미세한 수준에서의 분할은 개별 음 사이의 경계를 찾거나 비트 위치에 의해 지정된 비트 간격을 찾는 것을 목표로 할 수 있다. 대략적인 수준에서의 목표는 악기나 화음의 변화를 감지하거나 절(verse)과 합창 부분 사이의 경계를 찾는 것일 수 있다. 또한 침묵, 말, 음악을 구별하거나 실제 음악 녹음의 시작 부분을 찾거나 공연이 끝난 후 박수를 분리하는 것이 전형적인 분할 작업이다.
구조 분석(structural analysis) 의 목표는 단순한 분할을 넘어 세그먼트 간의 관계를 찾고 이해하는 것이다.
예를 들어, 특정 세그먼트는 악기에 의해 특징지어질 수 있다. 현악기로만 연주되는 구간이 있을 수 있으며, 전체 오케스트라가 연주하는 섹션 다음에 솔로 섹션이 이어질 수 있다. 노래하는 목소리가 있는 절 부분은 순전히 기악 부분으로 대체될 수 있다. 또는 부드럽고 느린 도입부 부분이 훨씬 빠른 템포로 연주되는 메인 테마 앞에 나올 수 있다.
또한 섹션이 자주 반복된다. 대부분의 음악 관련 이벤트는 어떤 식으로든 반복된다. 그러나 반복은 원래 섹션과 거의 동일하지 않으며 가사, 악기 또는 멜로디와 같은 측면에서 조금씩 수정된다. 구조 분석의 주요 작업 중 하나는 주어진 음악 녹음을 분할하는 것뿐만 아니라 세그먼트를 음악적으로 의미 있는 범주(예: 인트로, 코러스, 절, 아웃트로)로 그룹화하는 것이다.
전산 음악 구조 분석의 문제는 음악의 구조가 반복, 대조, 변형 및 동질성을 비롯한 다양한 종류의 관계에서 발생한다는 것이다. 음악 구조에 결정적으로 영향을 미치는 다양한 원리를 고려하여 음악 구조 분석에 대한 다양한 접근 방식이 많이 개발되었다. 세 가지 방법 분류를 대략적으로 구분해보자.
- 첫째, 반복(repetition) 기반 방법은 반복 패턴을 식별하는 데 사용된다.
- 둘째, 새로움(novelty) 기반 방법을 사용하여 대조되는 부분 간의 전환을 감지한다.
- 셋째, 동질성(homogeneity) 기반 방법은 일부 음악적 속성과 관련하여 일관된 구절을 결정하는 데 사용된다.
새로움 기반 및 동질성 기반 접근 방식은 동전의 양면 같다. 새로움 감지는 더 동질적인 세그먼트 이후의 놀라운 이벤트 또는 변화를 관찰하는 것을 기반으로 한다. 새로움 감지의 목적은 변경 사항의 시간 위치를 찾는 것이지만 동질성 분석의 초점은 일부 음악적 속성과 관련하여 일관성 있는 더 긴 악절을 식별하는 데 있다.
다음 그림은 유사한 분할 및 구조화 원칙이 이미지 및 3D 데이터와 같은 다른 도메인에 적용됨을 보여준다.

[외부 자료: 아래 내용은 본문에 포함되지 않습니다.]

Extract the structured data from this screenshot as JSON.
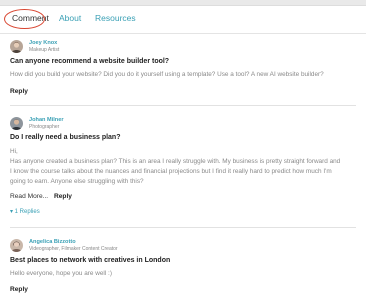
{
  "tabs": [
    {
      "label": "Comment"
    },
    {
      "label": "About"
    },
    {
      "label": "Resources"
    }
  ],
  "posts": [
    {
      "author": "Joey Knox",
      "role": "Makeup Artist",
      "title": "Can anyone recommend a website builder tool?",
      "body": [
        "How did you build your website? Did you do it yourself using a template? Use a tool? A new AI website builder?"
      ],
      "reply_label": "Reply"
    },
    {
      "author": "Johan Milner",
      "role": "Photographer",
      "title": "Do I really need a business plan?",
      "body": [
        "Hi,",
        "Has anyone created a business plan? This is an area I really struggle with. My business is pretty straight forward and",
        "I know the course talks about the nuances and financial projections but I find it really hard to predict how much I'm",
        "going to earn. Anyone else struggling with this?"
      ],
      "read_more_label": "Read More...",
      "reply_label": "Reply",
      "replies_label": "▾ 1 Replies"
    },
    {
      "author": "Angelica Bizzotto",
      "role": "Videographer, Filmaker Content Creator",
      "title": "Best places to network with creatives in London",
      "body": [
        "Hello everyone, hope you are well :)"
      ],
      "reply_label": "Reply"
    }
  ],
  "colors": {
    "accent": "#3aa0b5",
    "highlight_circle": "#d8442f"
  }
}
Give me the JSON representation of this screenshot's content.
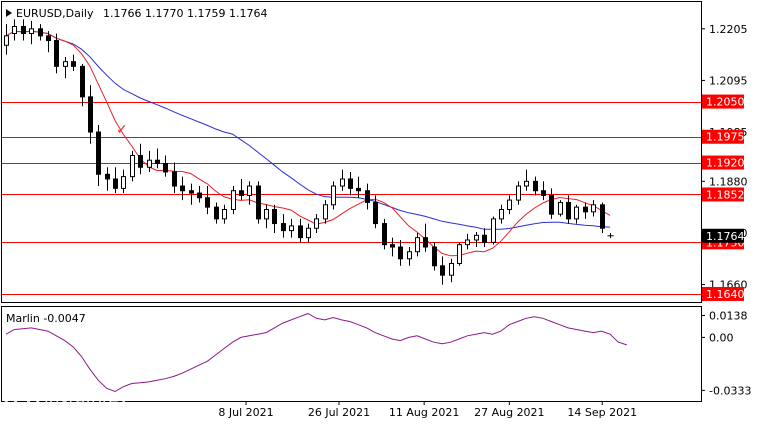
{
  "header": {
    "symbol_text": "EURUSD,Daily",
    "ohlc_text": "1.1766 1.1770 1.1759 1.1764"
  },
  "colors": {
    "background": "#ffffff",
    "frame": "#000000",
    "level_line": "#ff0000",
    "ma_fast": "#e8202a",
    "ma_slow": "#2a2fd6",
    "oscillator": "#8b1a8b",
    "price_label_bg": "#000000",
    "level_label_bg": "#ff0000",
    "checkmark": "#ff2020"
  },
  "chart_data": {
    "type": "candlestick",
    "symbol": "EURUSD",
    "timeframe": "Daily",
    "y_ticks": [
      "1.2205",
      "1.2095",
      "1.1985",
      "1.1880",
      "1.1770",
      "1.1660"
    ],
    "ylim": [
      1.1625,
      1.226
    ],
    "levels": [
      "1.2050",
      "1.1975",
      "1.1920",
      "1.1852",
      "1.1750",
      "1.1640"
    ],
    "current_price": "1.1764",
    "x_tick_labels": [
      "8 Jul 2021",
      "26 Jul 2021",
      "11 Aug 2021",
      "27 Aug 2021",
      "14 Sep 2021"
    ],
    "candles": [
      [
        1.217,
        1.2215,
        1.215,
        1.219
      ],
      [
        1.2195,
        1.2225,
        1.218,
        1.221
      ],
      [
        1.221,
        1.2225,
        1.218,
        1.2195
      ],
      [
        1.2195,
        1.2222,
        1.2172,
        1.2205
      ],
      [
        1.2205,
        1.2215,
        1.218,
        1.219
      ],
      [
        1.219,
        1.22,
        1.2155,
        1.218
      ],
      [
        1.218,
        1.2195,
        1.211,
        1.2125
      ],
      [
        1.2125,
        1.2145,
        1.21,
        1.2135
      ],
      [
        1.2135,
        1.215,
        1.2115,
        1.2125
      ],
      [
        1.2125,
        1.213,
        1.204,
        1.206
      ],
      [
        1.206,
        1.2085,
        1.196,
        1.1985
      ],
      [
        1.1985,
        1.2,
        1.187,
        1.1895
      ],
      [
        1.1895,
        1.191,
        1.186,
        1.1885
      ],
      [
        1.1885,
        1.191,
        1.1855,
        1.1865
      ],
      [
        1.1865,
        1.1905,
        1.1855,
        1.189
      ],
      [
        1.189,
        1.1945,
        1.188,
        1.1935
      ],
      [
        1.1935,
        1.196,
        1.1895,
        1.191
      ],
      [
        1.191,
        1.1945,
        1.19,
        1.1925
      ],
      [
        1.1925,
        1.195,
        1.1908,
        1.1918
      ],
      [
        1.1918,
        1.1935,
        1.189,
        1.19
      ],
      [
        1.19,
        1.192,
        1.1855,
        1.187
      ],
      [
        1.187,
        1.189,
        1.184,
        1.186
      ],
      [
        1.186,
        1.1875,
        1.183,
        1.1855
      ],
      [
        1.1855,
        1.187,
        1.1835,
        1.1845
      ],
      [
        1.1845,
        1.187,
        1.181,
        1.1825
      ],
      [
        1.1825,
        1.1835,
        1.179,
        1.18
      ],
      [
        1.18,
        1.183,
        1.179,
        1.182
      ],
      [
        1.182,
        1.187,
        1.181,
        1.186
      ],
      [
        1.186,
        1.1885,
        1.184,
        1.185
      ],
      [
        1.185,
        1.188,
        1.183,
        1.187
      ],
      [
        1.187,
        1.188,
        1.179,
        1.18
      ],
      [
        1.18,
        1.183,
        1.178,
        1.182
      ],
      [
        1.182,
        1.183,
        1.177,
        1.179
      ],
      [
        1.179,
        1.181,
        1.176,
        1.1775
      ],
      [
        1.1775,
        1.18,
        1.176,
        1.1785
      ],
      [
        1.1785,
        1.18,
        1.175,
        1.176
      ],
      [
        1.176,
        1.179,
        1.175,
        1.178
      ],
      [
        1.178,
        1.181,
        1.177,
        1.18
      ],
      [
        1.18,
        1.184,
        1.179,
        1.183
      ],
      [
        1.183,
        1.188,
        1.182,
        1.187
      ],
      [
        1.187,
        1.1905,
        1.186,
        1.1885
      ],
      [
        1.1885,
        1.19,
        1.185,
        1.1865
      ],
      [
        1.1865,
        1.189,
        1.1845,
        1.186
      ],
      [
        1.186,
        1.1875,
        1.182,
        1.1835
      ],
      [
        1.1835,
        1.185,
        1.178,
        1.179
      ],
      [
        1.179,
        1.18,
        1.1735,
        1.1745
      ],
      [
        1.1745,
        1.176,
        1.172,
        1.174
      ],
      [
        1.174,
        1.1755,
        1.17,
        1.1715
      ],
      [
        1.1715,
        1.174,
        1.17,
        1.173
      ],
      [
        1.173,
        1.177,
        1.172,
        1.176
      ],
      [
        1.176,
        1.179,
        1.173,
        1.174
      ],
      [
        1.174,
        1.175,
        1.169,
        1.17
      ],
      [
        1.17,
        1.172,
        1.166,
        1.168
      ],
      [
        1.168,
        1.1715,
        1.1665,
        1.1705
      ],
      [
        1.1705,
        1.175,
        1.17,
        1.1745
      ],
      [
        1.1745,
        1.1768,
        1.1735,
        1.1755
      ],
      [
        1.1755,
        1.1772,
        1.174,
        1.1765
      ],
      [
        1.1765,
        1.178,
        1.174,
        1.175
      ],
      [
        1.175,
        1.1805,
        1.1745,
        1.18
      ],
      [
        1.18,
        1.183,
        1.179,
        1.182
      ],
      [
        1.182,
        1.185,
        1.181,
        1.184
      ],
      [
        1.184,
        1.188,
        1.183,
        1.187
      ],
      [
        1.187,
        1.1905,
        1.186,
        1.188
      ],
      [
        1.188,
        1.189,
        1.185,
        1.186
      ],
      [
        1.186,
        1.188,
        1.184,
        1.185
      ],
      [
        1.185,
        1.1865,
        1.18,
        1.181
      ],
      [
        1.181,
        1.184,
        1.1805,
        1.1835
      ],
      [
        1.1835,
        1.185,
        1.179,
        1.18
      ],
      [
        1.18,
        1.183,
        1.179,
        1.1825
      ],
      [
        1.1825,
        1.1835,
        1.18,
        1.1815
      ],
      [
        1.1815,
        1.184,
        1.1805,
        1.183
      ],
      [
        1.183,
        1.1835,
        1.177,
        1.178
      ],
      [
        1.1766,
        1.177,
        1.1759,
        1.1764
      ]
    ],
    "oscillator": {
      "label": "Marlin -0.0047",
      "y_ticks": [
        "0.0138",
        "0.00",
        "-0.0333"
      ],
      "ylim": [
        -0.04,
        0.0185
      ],
      "values": [
        0.002,
        0.005,
        0.0055,
        0.006,
        0.005,
        0.004,
        0.001,
        -0.002,
        -0.006,
        -0.012,
        -0.02,
        -0.027,
        -0.032,
        -0.034,
        -0.031,
        -0.029,
        -0.0285,
        -0.028,
        -0.027,
        -0.026,
        -0.0245,
        -0.0225,
        -0.02,
        -0.0175,
        -0.015,
        -0.011,
        -0.007,
        -0.003,
        0.0,
        0.001,
        0.002,
        0.003,
        0.006,
        0.009,
        0.011,
        0.013,
        0.015,
        0.012,
        0.011,
        0.0125,
        0.011,
        0.01,
        0.008,
        0.006,
        0.003,
        0.001,
        -0.001,
        -0.002,
        0.0,
        0.001,
        -0.001,
        -0.003,
        -0.004,
        -0.003,
        -0.001,
        0.001,
        0.002,
        0.003,
        0.002,
        0.004,
        0.008,
        0.01,
        0.012,
        0.013,
        0.012,
        0.01,
        0.008,
        0.006,
        0.005,
        0.004,
        0.003,
        0.004,
        0.002,
        -0.003,
        -0.0047
      ]
    }
  },
  "annotations": {
    "checkmark": "✓"
  },
  "watermark": {
    "brand": "instaforex",
    "tagline": "Instant Forex Trading"
  }
}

ipd.Image("../img/5.music_structure_analysis/FMP_C4_F03_text.png", width=600)

음악 구조 (Musical Structure)

음악 구조를 구체화하기 위해 몇 가지 용어를 소개한다. 먼저 음악 작품(a piece of music)(다소 추상적인 의미)과 특정 오디오 녹음(audio recording)(실제 연주)을 구분해야 한다. 파트(part) 라는 용어는 추상적인 음악 영역에서 사용되는 반면 세그먼트(segment) 라는 용어는 오디오 영역에서 사용된다.
음악적 파트는 일반적으로 처음 나타나는 순서대로 대문자 \(A,B,C,\ldots\)로 표시되며 여기서 숫자(종종 아래 첨자로 표시됨)는 반복되는 순서를 나타낸다.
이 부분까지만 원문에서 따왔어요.